Independentemente do que os compradores americanos pensem, a Barbie foi rotulada como “judia” por proibições discriminatórias. Em 2003, ela foi temporariamente proibida pela polícia religiosa da Arábia Saudita, que postou a mensagem: “As bonecas Barbie judias, com suas roupas reveladoras e posturas vergonhosas, acessórios e ferramentas são um símbolo de decadência para o Ocidente pervertido”. O Irã também reprimiu repetidamente a venda de Barbies desde que as declarou anti-islâmicas em 1996.

O novo filme abordará isso?

Não está claro.

O colaborador (e parceiro) de Gerwig, Baumbach, é judeu, mas não costuma fazer referência a esse fato em seus filmes, que incluem “The Squid and the Whale” e “Marriage Story”. O filme apresenta alguns membros judeus do elenco, incluindo Hari Nef, uma atriz e modelo trans que apareceu em programas como “Transparent”, “The Marvelous Mrs.

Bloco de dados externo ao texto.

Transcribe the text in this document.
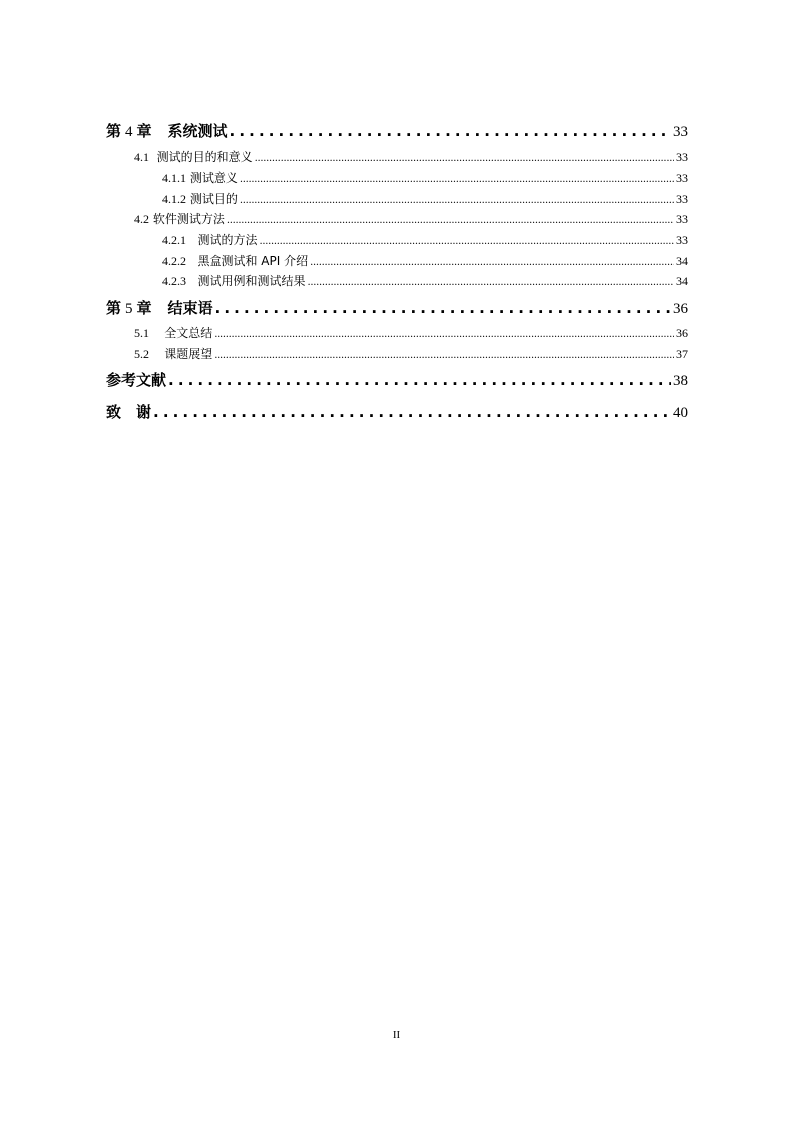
第 4 章 系统测试 .....	33
4.1 测试的目的和意义 .....	33
4.1.1 测试意义 .....	33
4.1.2 测试目的 .....	33
4.2 软件测试方法 .....	33
4.2.1 测试的方法 .....	33
4.2.2 黑盒测试和 API 介绍 .....	34
4.2.3 测试用例和测试结果 .....	34
第 5 章 结束语 .....	36
5.1 全文总结 .....	36
5.2 课题展望 .....	37
参考文献 .....	38
致　谢 .....	40
II
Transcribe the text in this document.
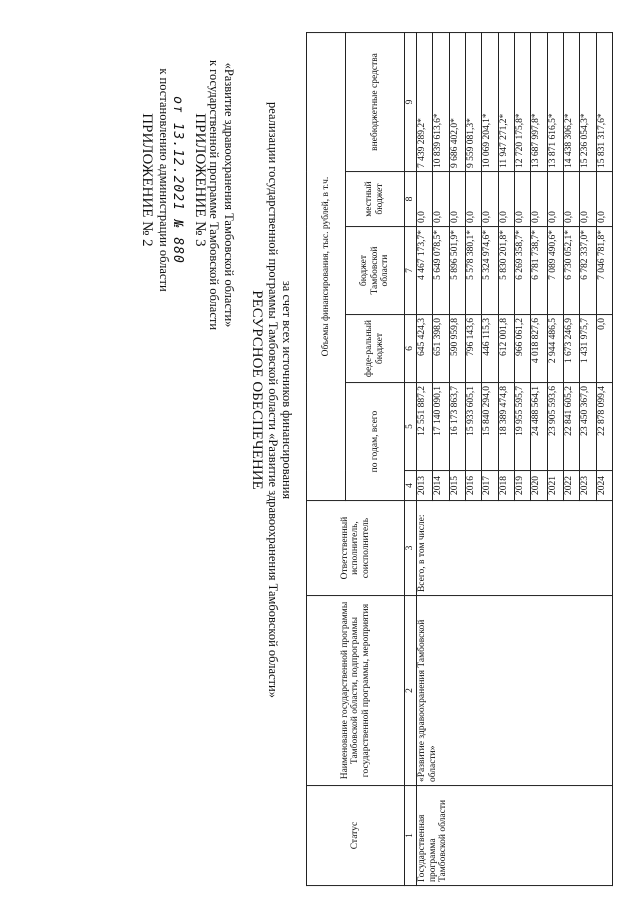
ПРИЛОЖЕНИЕ № 2 к постановлению администрации области от 13.12.2021 № 880 ПРИЛОЖЕНИЕ № 3 к государственной программе Тамбовской области «Развитие здравоохранения Тамбовской области»
РЕСУРСНОЕ ОБЕСПЕЧЕНИЕ реализации государственной программы Тамбовской области «Развитие здравоохранения Тамбовской области» за счет всех источников финансирования
Статус	Наименование государственной программы Тамбовской области, подпрограммы государственной программы, мероприятия	Ответственный исполнитель, соисполнитель	Объемы финансирования, тыс. рублей, в т.ч.					
			по годам, всего		феде-ральный бюджет	бюджет Тамбовской области	местный бюджет	внебюджетные средства
1	2	3	4	5	6	7	8	9
Государственная программа Тамбовской области	«Развитие здравоохранения Тамбовской области»	Всего, в том числе:	2013	12 551 887,2	645 424,3	4 467 173,7*	0,0	7 439 289,2*
			2014	17 140 090,1	651 398,0	5 649 078,5*	0,0	10 839 613,6*
			2015	16 173 863,7	590 959,8	5 896 501,9*	0,0	9 686 402,0*
			2016	15 933 605,1	796 143,6	5 578 380,1*	0,0	9 559 081,3*
			2017	15 840 294,0	446 115,3	5 324 974,6*	0,0	10 069 204,1*
			2018	18 389 474,8	612 001,8	5 830 201,8*	0,0	11 947 271,2*
			2019	19 955 595,7	966 061,2	6 269 358,7*	0,0	12 720 175,8*
			2020	24 488 564,1	4 018 827,6	6 781 738,7*	0,0	13 687 997,8*
			2021	23 905 593,6	2 944 486,5	7 089 490,6*	0,0	13 871 616,5*
			2022	22 841 605,2	1 673 246,9	6 730 052,1*	0,0	14 438 306,2*
			2023	23 450 367,0	1 431 975,7	6 782 337,0*	0,0	15 236 054,3*
			2024	22 878 099,4	0,0	7 046 781,8*	0,0	15 831 317,6*
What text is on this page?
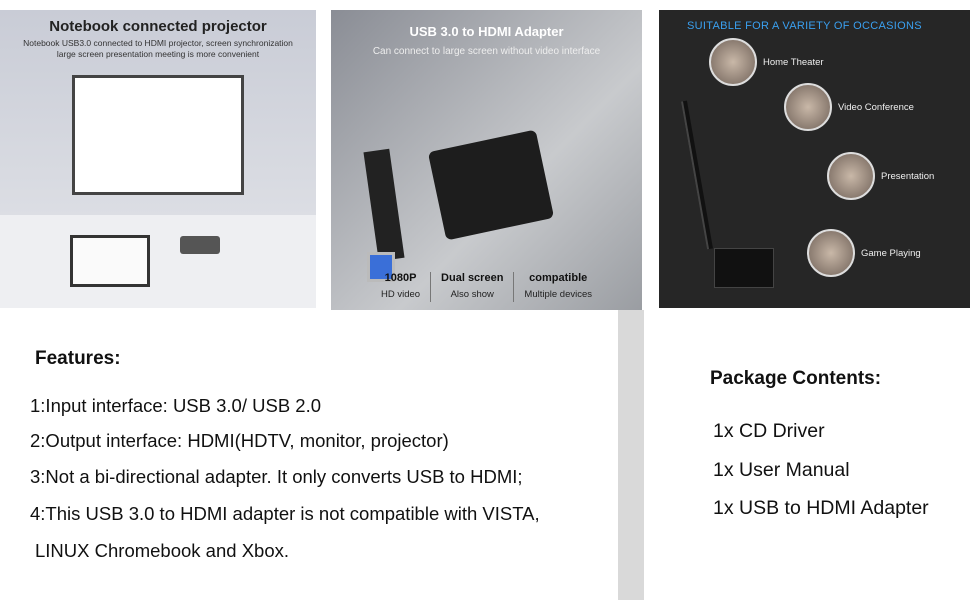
Notebook connected projector
Notebook USB3.0 connected to HDMI projector, screen synchronization
large screen presentation meeting is more convenient
USB 3.0 to HDMI Adapter
Can connect to large screen without video interface
1080P
HD video
Dual screen
Also show
compatible
Multiple devices
SUITABLE FOR A VARIETY OF OCCASIONS
Home Theater
Video Conference
Presentation
Game Playing
Features:
1:Input interface: USB 3.0/ USB 2.0
2:Output interface: HDMI(HDTV, monitor, projector)
3:Not a bi-directional adapter. It only converts USB to HDMI;
4:This USB 3.0 to HDMI adapter is not compatible with VISTA,
LINUX Chromebook and Xbox.
Package Contents:
1x CD Driver
1x User Manual
1x USB to HDMI Adapter
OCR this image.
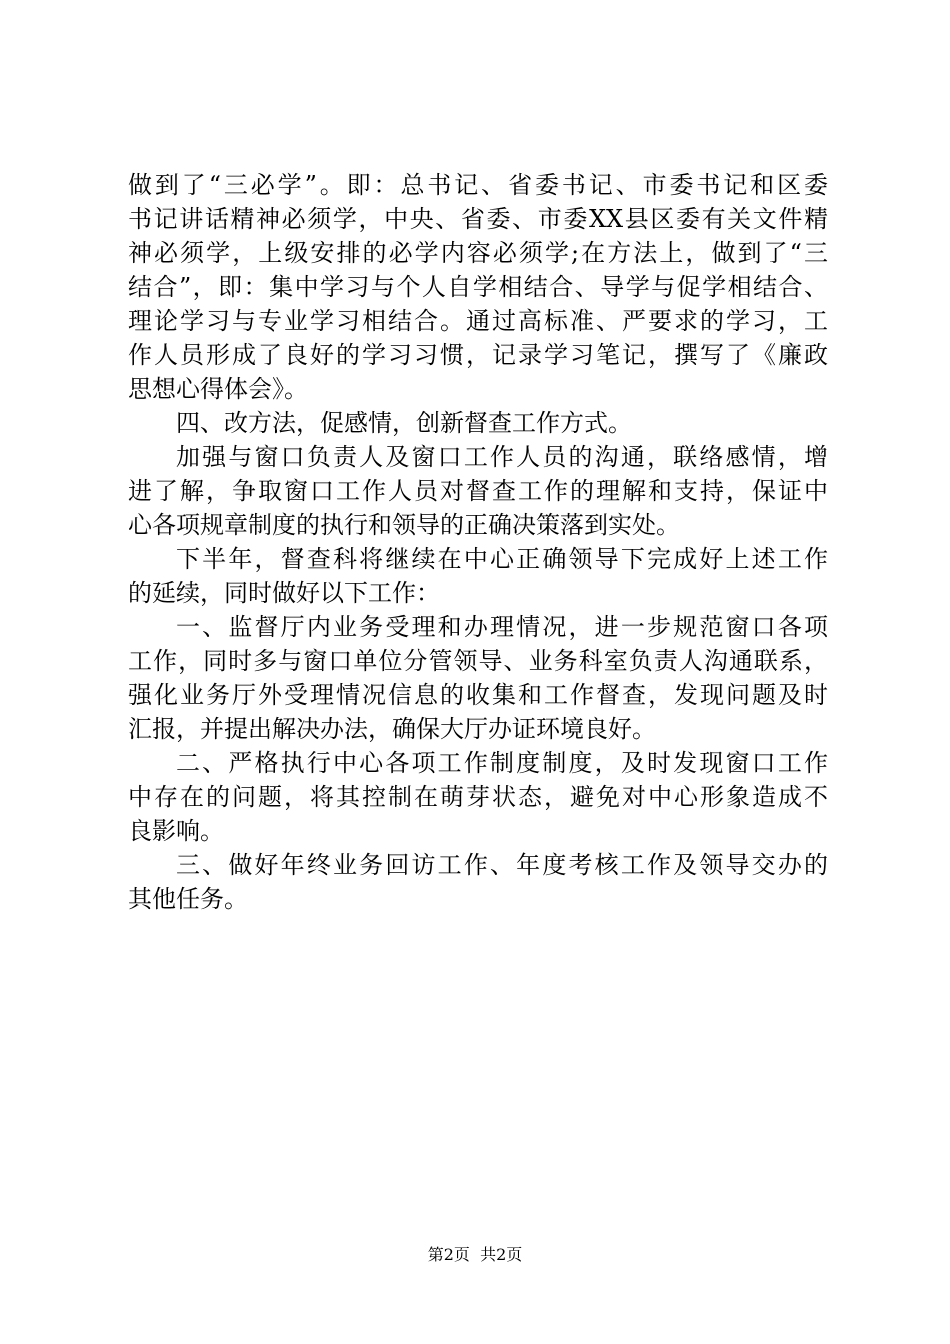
做到了“三必学”。即：总书记、省委书记、市委书记和区委
书记讲话精神必须学，中央、省委、市委XX县区委有关文件精
神必须学，上级安排的必学内容必须学;在方法上，做到了“三
结合”，即：集中学习与个人自学相结合、导学与促学相结合、
理论学习与专业学习相结合。通过高标准、严要求的学习，工
作人员形成了良好的学习习惯，记录学习笔记，撰写了《廉政
思想心得体会》。
四、改方法，促感情，创新督查工作方式。
加强与窗口负责人及窗口工作人员的沟通，联络感情，增
进了解，争取窗口工作人员对督查工作的理解和支持，保证中
心各项规章制度的执行和领导的正确决策落到实处。
下半年，督查科将继续在中心正确领导下完成好上述工作
的延续，同时做好以下工作：
一、监督厅内业务受理和办理情况，进一步规范窗口各项
工作，同时多与窗口单位分管领导、业务科室负责人沟通联系，
强化业务厅外受理情况信息的收集和工作督查，发现问题及时
汇报，并提出解决办法，确保大厅办证环境良好。
二、严格执行中心各项工作制度制度，及时发现窗口工作
中存在的问题，将其控制在萌芽状态，避免对中心形象造成不
良影响。
三、做好年终业务回访工作、年度考核工作及领导交办的
其他任务。
第2页  共2页
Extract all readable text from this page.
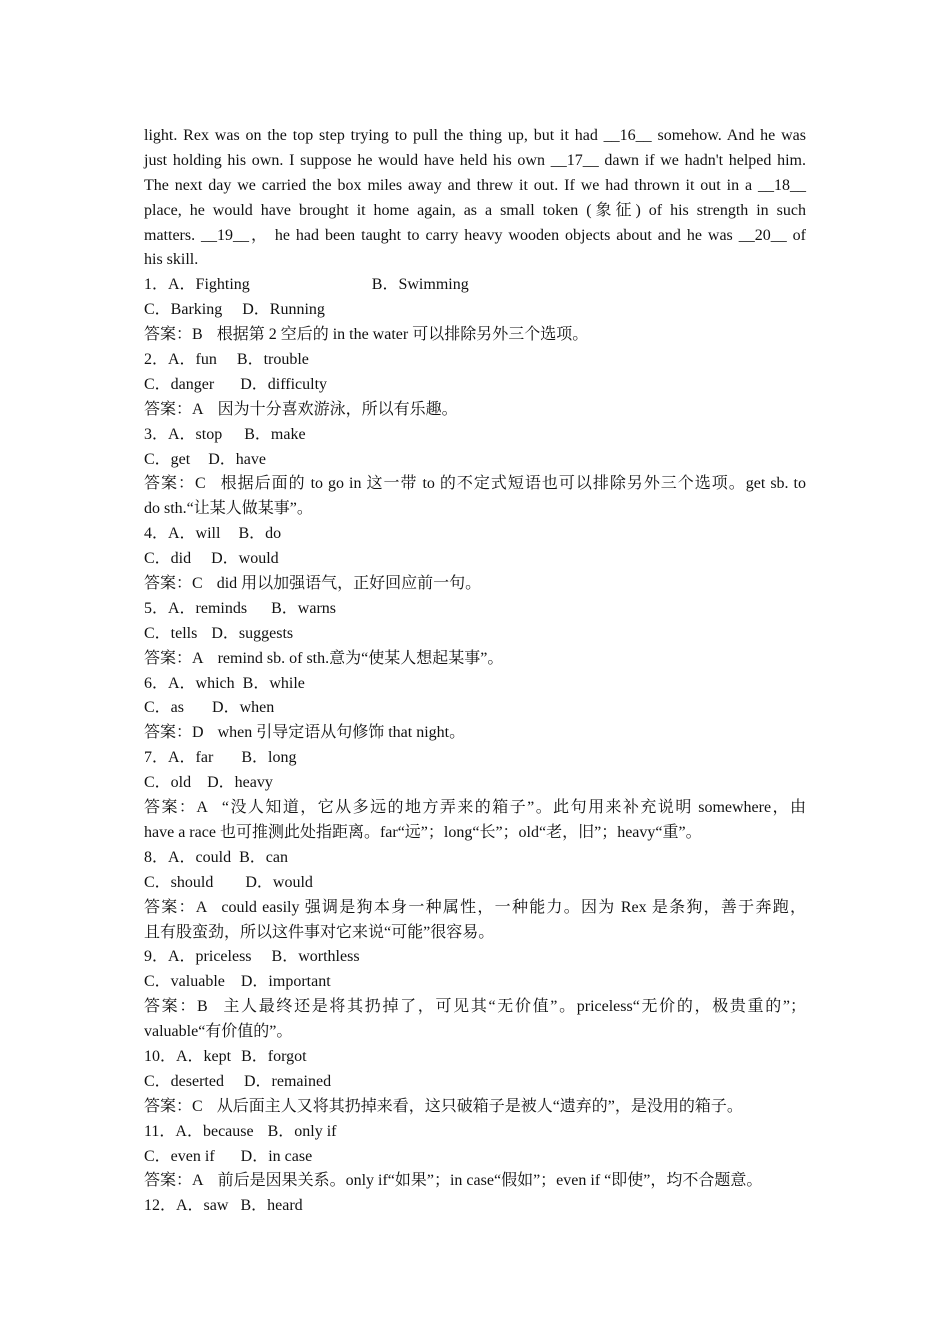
light. Rex was on the top step trying to pull the thing up, but it had __16__ somehow. And he was
just holding his own. I suppose he would have held his own __17__ dawn if we hadn't helped him.
The next day we carried the box miles away and threw it out. If we had thrown it out in a __18__
place, he would have brought it home again, as a small token (象征) of his strength in such
matters. __19__， he had been taught to carry heavy wooden objects about and he was __20__ of
his skill.
1．A．Fighting	B．Swimming
C．Barking D．Running
答案：B 根据第 2 空后的 in the water 可以排除另外三个选项。
2．A．fun B．trouble
C．danger D．difficulty
答案：A 因为十分喜欢游泳，所以有乐趣。
3．A．stop B．make
C．get D．have
答案：C 根据后面的 to go in 这一带 to 的不定式短语也可以排除另外三个选项。get sb. to
do sth.“让某人做某事”。
4．A．will B．do
C．did D．would
答案：C did 用以加强语气，正好回应前一句。
5．A．reminds B．warns
C．tells D．suggests
答案：A remind sb. of sth.意为“使某人想起某事”。
6．A．which B．while
C．as D．when
答案：D when 引导定语从句修饰 that night。
7．A．far B．long
C．old D．heavy
答案：A “没人知道，它从多远的地方弄来的箱子”。此句用来补充说明 somewhere，由
have a race 也可推测此处指距离。far“远”；long“长”；old“老，旧”；heavy“重”。
8．A．could B．can
C．should D．would
答案：A could easily 强调是狗本身一种属性，一种能力。因为 Rex 是条狗，善于奔跑，
且有股蛮劲，所以这件事对它来说“可能”很容易。
9．A．priceless B．worthless
C．valuable D．important
答案：B 主人最终还是将其扔掉了，可见其“无价值”。priceless“无价的，极贵重的”；
valuable“有价值的”。
10．A．kept B．forgot
C．deserted D．remained
答案：C 从后面主人又将其扔掉来看，这只破箱子是被人“遗弃的”，是没用的箱子。
11．A．because B．only if
C．even if D．in case
答案：A 前后是因果关系。only if“如果”；in case“假如”；even if “即使”，均不合题意。
12．A．saw B．heard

Maisel” e “The Idol”.

Os detalhes sobre o enredo do filme são escassos, mas parece envolver personagens deixando um mundo de faz de conta da Barbie para o mundo real.

A grande diversidade do elenco – que apresenta vários atores diferentes interpretando Barbie e Ken – também parece ser um comentário sobre as raízes americanas brancas da Barbie.

“Conseguimos escalar pessoas de diferentes formas, tamanhos, capacidades diferentes, para todos participarem desta dança – tudo sob esta mensagem de: você não precisa ser loira, branca ou X, Y, Z para incorporar o que significa ser uma Barbie ou um Ken”, disse o ator Simi Liu, que interpreta um dos Kens.